Response from Dave @ Long Lane Honey Bee Farm

I sent a letter this morning to Dave at Long Lane Honey Bee Farm, the guy I bought my hives and bees from, and asked him about my East hive that has so few bees compared to the West hive.  Below is my letter and his response.

Hi Dave,

I need your opinion regarding my hives. To give you an update: I picked up my two packages of bees from you on 4/17 and installed them on 4/18. The hives stand approximately 5 feet from each other with both entrances facing south.

In looking back over my bee blog, I first noticed a difference in the number of bees between the two hives on April 29, in that the East hive had fewer bees both at the entrance and inside the hive. At the time I figured that possibly some bees drifted to the West hive. I have kept feeding the hives 1:1 sugar water until last week when I pulled the feeders. Usually the West hive consumed more water than the East hive. In looking in the hives, there has always been way more bees in the West hive, but I hoped the East hive would catch up after the Queen was in full production of laying eggs; however, the East Queen isn’t producing anywhere near the brood as the West Queen.

On June 7th I pulled the feeder from the West hive, put on the excluder, and put my medium super on top. All the frames are drawn out in the West hive, and capped brood is abundant. However, the East hive looks to only be at most working on half the frames, and the amount of brood is remarkably less. I don’t believe I have seen a full frame of capped brood yet on the East hive, but I found a two full frames of capped brood on the West hive on May 24th. On June 12th I pulled the feeder on the East hive thinking it may be time to let them find food on their own. There is a lot of white clover all around the hives, plenty of water at a pond 100 yards away, and driving 30 miles round trip to fill one hive is costly!

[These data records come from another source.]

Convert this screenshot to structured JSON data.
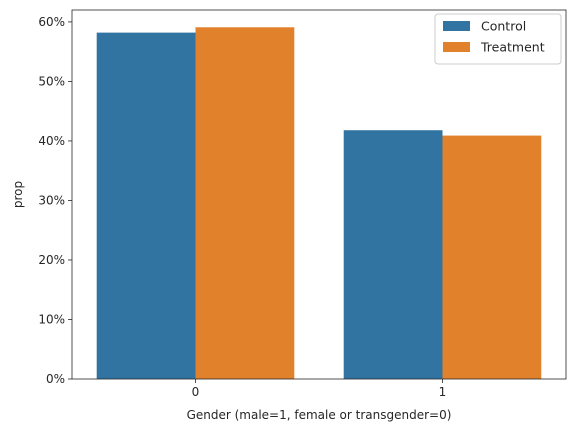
{
  "chart_data": {
    "type": "bar",
    "title": "",
    "xlabel": "Gender (male=1, female or transgender=0)",
    "ylabel": "prop",
    "categories": [
      "0",
      "1"
    ],
    "series": [
      {
        "name": "Control",
        "values": [
          0.582,
          0.418
        ],
        "color": "#3274a1"
      },
      {
        "name": "Treatment",
        "values": [
          0.591,
          0.409
        ],
        "color": "#e1812c"
      }
    ],
    "ylim": [
      0,
      0.62
    ],
    "yticks": [
      0,
      0.1,
      0.2,
      0.3,
      0.4,
      0.5,
      0.6
    ],
    "ytick_labels": [
      "0%",
      "10%",
      "20%",
      "30%",
      "40%",
      "50%",
      "60%"
    ],
    "grid": false,
    "legend_position": "top-right"
  }
}
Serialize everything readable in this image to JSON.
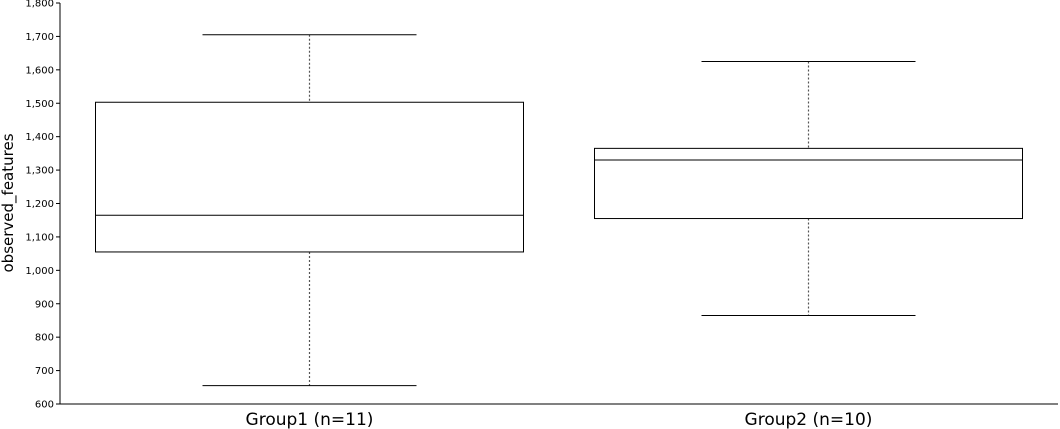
{
  "chart_data": {
    "type": "box",
    "ylabel": "observed_features",
    "xlabel": "",
    "ylim": [
      600,
      1800
    ],
    "yticks": [
      600,
      700,
      800,
      900,
      1000,
      1100,
      1200,
      1300,
      1400,
      1500,
      1600,
      1700,
      1800
    ],
    "ytick_labels": [
      "600",
      "700",
      "800",
      "900",
      "1,000",
      "1,100",
      "1,200",
      "1,300",
      "1,400",
      "1,500",
      "1,600",
      "1,700",
      "1,800"
    ],
    "grid": false,
    "categories": [
      "Group1 (n=11)",
      "Group2 (n=10)"
    ],
    "boxes": [
      {
        "category": "Group1 (n=11)",
        "whisker_low": 655,
        "q1": 1055,
        "median": 1165,
        "q3": 1503,
        "whisker_high": 1705
      },
      {
        "category": "Group2 (n=10)",
        "whisker_low": 865,
        "q1": 1155,
        "median": 1330,
        "q3": 1365,
        "whisker_high": 1625
      }
    ]
  }
}
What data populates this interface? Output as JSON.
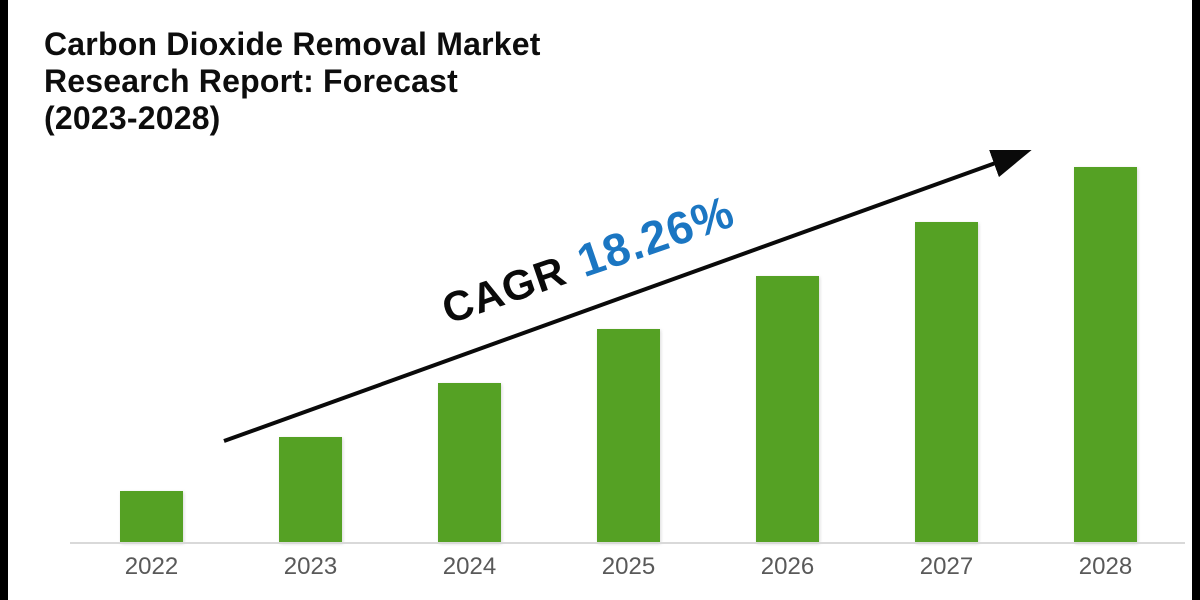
{
  "title": {
    "line1": "Carbon Dioxide Removal Market",
    "line2": "Research Report: Forecast",
    "line3": "(2023-2028)"
  },
  "annotation": {
    "label": "CAGR",
    "value": "18.26%"
  },
  "chart_data": {
    "type": "bar",
    "title": "Carbon Dioxide Removal Market Research Report: Forecast (2023-2028)",
    "categories": [
      "2022",
      "2023",
      "2024",
      "2025",
      "2026",
      "2027",
      "2028"
    ],
    "values": [
      13.8,
      28.2,
      42.6,
      56.9,
      71.0,
      85.4,
      100.0
    ],
    "ylim": [
      0,
      100
    ],
    "xlabel": "",
    "ylabel": "",
    "grid": false,
    "y_axis_shown": false,
    "legend": "none",
    "annotation": "CAGR 18.26%",
    "bar_color": "#55a124",
    "annotation_value_color": "#1b76c2",
    "annotation_label_color": "#0a0a0a",
    "axis_line_color": "#d9d9d9",
    "tick_label_color": "#595959"
  }
}
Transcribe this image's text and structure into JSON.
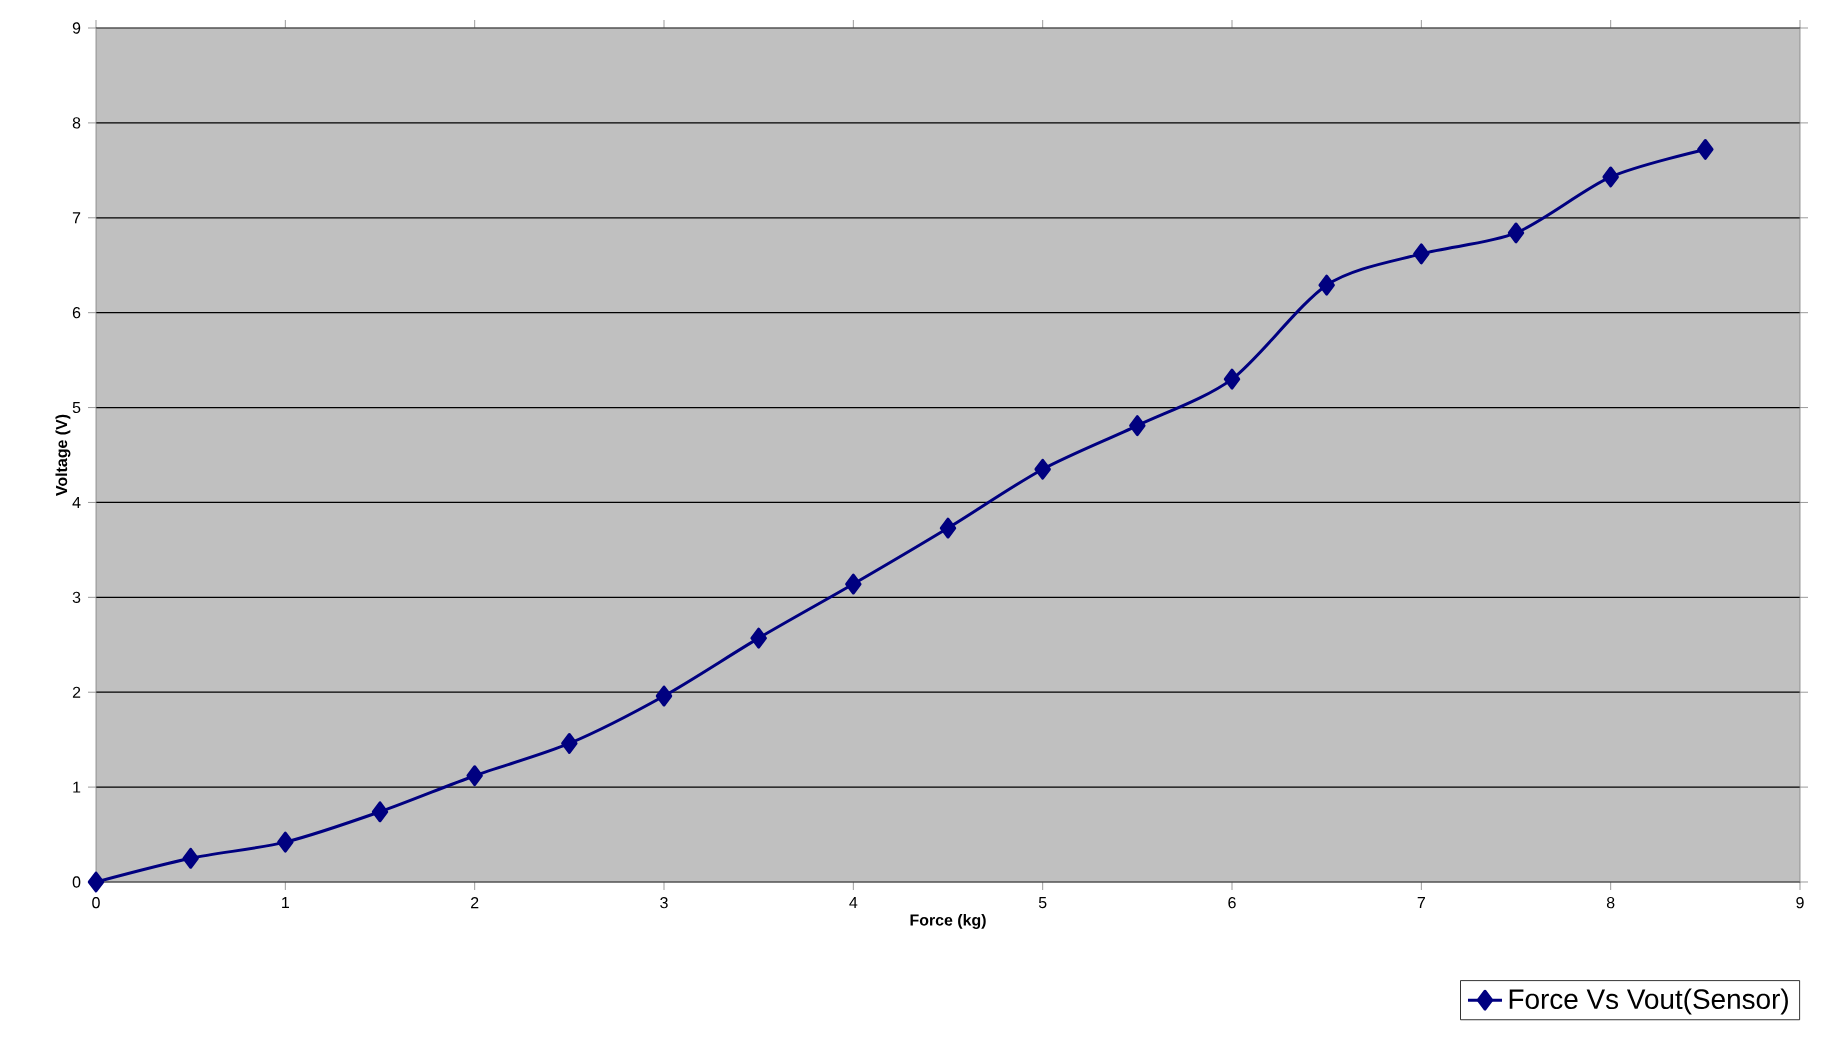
{
  "chart_data": {
    "type": "line",
    "xlabel": "Force (kg)",
    "ylabel": "Voltage (V)",
    "xlim": [
      0,
      9
    ],
    "ylim": [
      0,
      9
    ],
    "xticks": [
      0,
      1,
      2,
      3,
      4,
      5,
      6,
      7,
      8,
      9
    ],
    "yticks": [
      0,
      1,
      2,
      3,
      4,
      5,
      6,
      7,
      8,
      9
    ],
    "grid": "y",
    "legend": "bottom right",
    "marker": "diamond",
    "line_style": "solid",
    "series": [
      {
        "name": "Force Vs Vout(Sensor)",
        "color": "#000080",
        "x": [
          0,
          0.5,
          1,
          1.5,
          2,
          2.5,
          3,
          3.5,
          4,
          4.5,
          5,
          5.5,
          6,
          6.5,
          7,
          7.5,
          8,
          8.5
        ],
        "values": [
          0,
          0.25,
          0.42,
          0.74,
          1.12,
          1.46,
          1.96,
          2.57,
          3.14,
          3.73,
          4.35,
          4.81,
          5.3,
          6.29,
          6.62,
          6.84,
          7.43,
          7.72
        ]
      }
    ]
  }
}
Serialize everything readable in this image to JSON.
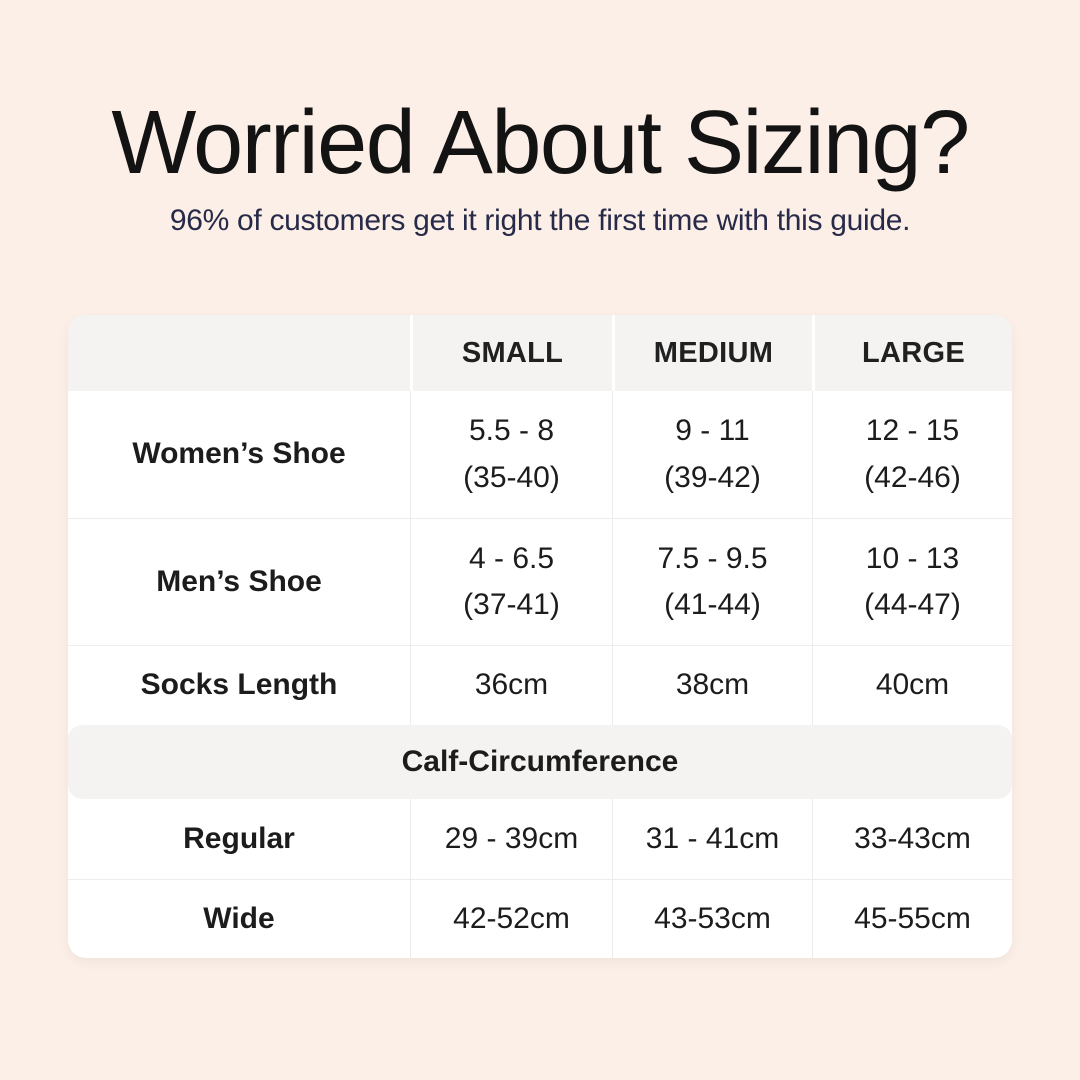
{
  "colors": {
    "page_background": "#fcefe7",
    "card_background": "#ffffff",
    "header_band": "#f4f3f1",
    "divider": "#ececec",
    "title_text": "#131313",
    "subtitle_text": "#272b49",
    "table_text": "#1c1c1c"
  },
  "chart_data": {
    "type": "table",
    "title": "Worried About Sizing?",
    "subtitle": "96% of customers get it right the first time with this guide.",
    "header_row": [
      "",
      "SMALL",
      "MEDIUM",
      "LARGE"
    ],
    "rows": [
      {
        "label": "Women’s Shoe",
        "values": [
          "5.5 - 8\n(35-40)",
          "9 - 11\n(39-42)",
          "12 - 15\n(42-46)"
        ]
      },
      {
        "label": "Men’s Shoe",
        "values": [
          "4 - 6.5\n(37-41)",
          "7.5 - 9.5\n(41-44)",
          "10 - 13\n(44-47)"
        ]
      },
      {
        "label": "Socks Length",
        "values": [
          "36cm",
          "38cm",
          "40cm"
        ]
      }
    ],
    "section_header": "Calf-Circumference",
    "section_rows": [
      {
        "label": "Regular",
        "values": [
          "29 - 39cm",
          "31 - 41cm",
          "33-43cm"
        ]
      },
      {
        "label": "Wide",
        "values": [
          "42-52cm",
          "43-53cm",
          "45-55cm"
        ]
      }
    ]
  }
}
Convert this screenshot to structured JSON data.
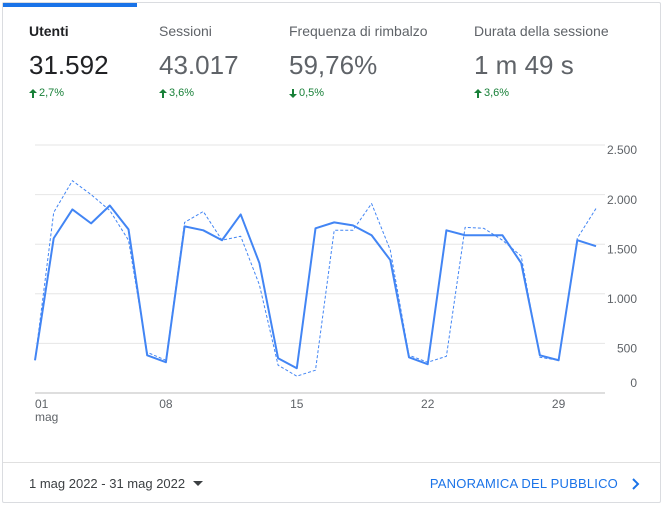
{
  "tabs": [
    {
      "title": "Utenti",
      "value": "31.592",
      "change": "2,7%"
    },
    {
      "title": "Sessioni",
      "value": "43.017",
      "change": "3,6%"
    },
    {
      "title": "Frequenza di rimbalzo",
      "value": "59,76%",
      "change": "0,5%"
    },
    {
      "title": "Durata della sessione",
      "value": "1 m 49 s",
      "change": "3,6%"
    }
  ],
  "chart_data": {
    "type": "line",
    "categories": [
      "01",
      null,
      null,
      null,
      null,
      null,
      null,
      "08",
      null,
      null,
      null,
      null,
      null,
      null,
      "15",
      null,
      null,
      null,
      null,
      null,
      null,
      "22",
      null,
      null,
      null,
      null,
      null,
      null,
      "29",
      null,
      null
    ],
    "x_sublabel": "mag",
    "series": [
      {
        "color": "#4285f4",
        "dashed": false,
        "values": [
          330,
          1560,
          1850,
          1710,
          1890,
          1650,
          380,
          310,
          1680,
          1640,
          1540,
          1800,
          1310,
          350,
          250,
          1660,
          1720,
          1690,
          1590,
          1340,
          360,
          290,
          1640,
          1590,
          1590,
          1590,
          1310,
          380,
          330,
          1540,
          1480
        ]
      },
      {
        "color": "#4285f4",
        "dashed": true,
        "values": [
          330,
          1820,
          2140,
          2000,
          1840,
          1540,
          410,
          330,
          1720,
          1830,
          1540,
          1580,
          1090,
          280,
          170,
          230,
          1640,
          1640,
          1910,
          1440,
          380,
          310,
          370,
          1670,
          1660,
          1540,
          1380,
          360,
          330,
          1560,
          1860
        ]
      }
    ],
    "ylim": [
      0,
      2500
    ],
    "yticks": [
      0,
      500,
      {
        "value": 1000,
        "label": "1.000"
      },
      {
        "value": 1500,
        "label": "1.500"
      },
      {
        "value": 2000,
        "label": "2.000"
      },
      {
        "value": 2500,
        "label": "2.500"
      }
    ],
    "grid": true
  },
  "footer": {
    "date_range": "1 mag 2022 - 31 mag 2022",
    "link": "PANORAMICA DEL PUBBLICO"
  }
}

If my memory serves me correctly, I have fed both hives a total of 52 or 57 pounds of sugar in a 1:1 ratio.

Below are pictures of the hive entrances taken on Sunday, June 13. Do you have any recommendations???

Below is Dave's Response:

Hard to say. Sometimes a abnormally strong queen makes a good Queen look bad. You could try to swap locations of the hive while all the foragers are out. The stronger number of foragers could help the smaller hive. The other option is to requeen. But if you current queen is average the new one may not be noticeably different. Your last option is to kill the weaker queen and 2 days later place a frame of eggs without the queen on it into the weak hive and see if you can get some of those super traits from the super hive.